How does D's templated functions implementation differ from generics in C#/Java?
Adam D. Ruppe
destructionator at gmail.com
Fri Aug 7 21:43:44 UTC 2020
On Friday, 7 August 2020 at 21:03:47 UTC, aberba wrote:
> Syntactically they look the same (although D's can do more
> things) so I'm trying to understand how why in D it's called
> template but in languages like C#/Java they're generics.
In D, a copy of the function is created for each new template
argument type. In Java (and I assume C# but I don't know for
sure), there's just one copy of the function and the types are
erased to call it.
So let's take a D template `sort(T)(T list)`. The compiler
generates nothing until you pass it arguments; it is just a
template in its memory. Pass it int and it generates a whole
new function sort(int list). Pass it float and it generates
another, totally separate function sort(float list).

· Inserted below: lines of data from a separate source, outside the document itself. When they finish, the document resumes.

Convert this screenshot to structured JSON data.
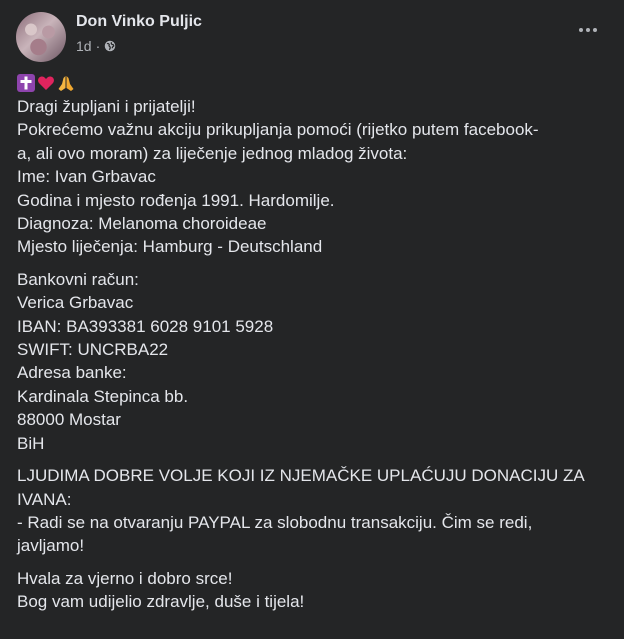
{
  "post": {
    "author": "Don Vinko Puljic",
    "time": "1d",
    "separator": "·",
    "emojis": [
      "cross-emoji",
      "red-heart-emoji",
      "praying-hands-emoji"
    ],
    "paragraphs": [
      [
        "Dragi župljani i prijatelji!",
        "Pokrećemo važnu akciju prikupljanja pomoći (rijetko putem facebook-",
        "a, ali ovo moram) za liječenje jednog mladog života:",
        "Ime: Ivan Grbavac",
        "Godina i mjesto rođenja 1991. Hardomilje.",
        "Diagnoza: Melanoma choroideae",
        "Mjesto liječenja: Hamburg - Deutschland"
      ],
      [
        "Bankovni račun:",
        "Verica Grbavac",
        "IBAN: BA393381 6028 9101 5928",
        "SWIFT: UNCRBA22",
        "Adresa banke:",
        "Kardinala Stepinca bb.",
        "88000 Mostar",
        "BiH"
      ],
      [
        "LJUDIMA DOBRE VOLJE KOJI IZ NJEMAČKE UPLAĆUJU DONACIJU ZA",
        "IVANA:",
        "- Radi se na otvaranju PAYPAL za slobodnu transakciju. Čim se redi,",
        "javljamo!"
      ],
      [
        "Hvala za vjerno i dobro srce!",
        "Bog vam udijelio zdravlje, duše i tijela!"
      ]
    ]
  },
  "colors": {
    "background": "#242526",
    "text": "#e4e6eb",
    "secondary": "#b0b3b8"
  }
}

Now, take a Java generic function `sort(List<T> list)`. The
compiler will generate a function `sort(List list)`. Pass it a
List<Integer> and the compiler actually will just cast it back to
the List interface and pass it into the one function it already
generated; this creates no new code. At runtime, you cannot tell
it was a List<Integer>, only the compiler knew that*.
Pass it a List<Float> and again, the compiler will just cast it
back to the interface and give it to the same `sort(List list)`
function. The actual generic type is known only to the Java
compiler and at runtime it is basically a bunch of hidden casts
to make it work.
* the java runtime is free to optimize a bit more based on usage
with its jit compiler but that doesn't change much in the concept.
you can read some more here
A cool thing with Java's thing though is since they are just
special kinds of interface methods you can access generics
through runtime reflection in it, whereas D's templates cease to
exist at runtime. Only the generated instances of them are around
by then since the template itself only lives in the compiler's
memory for it to make copies of to generate instances.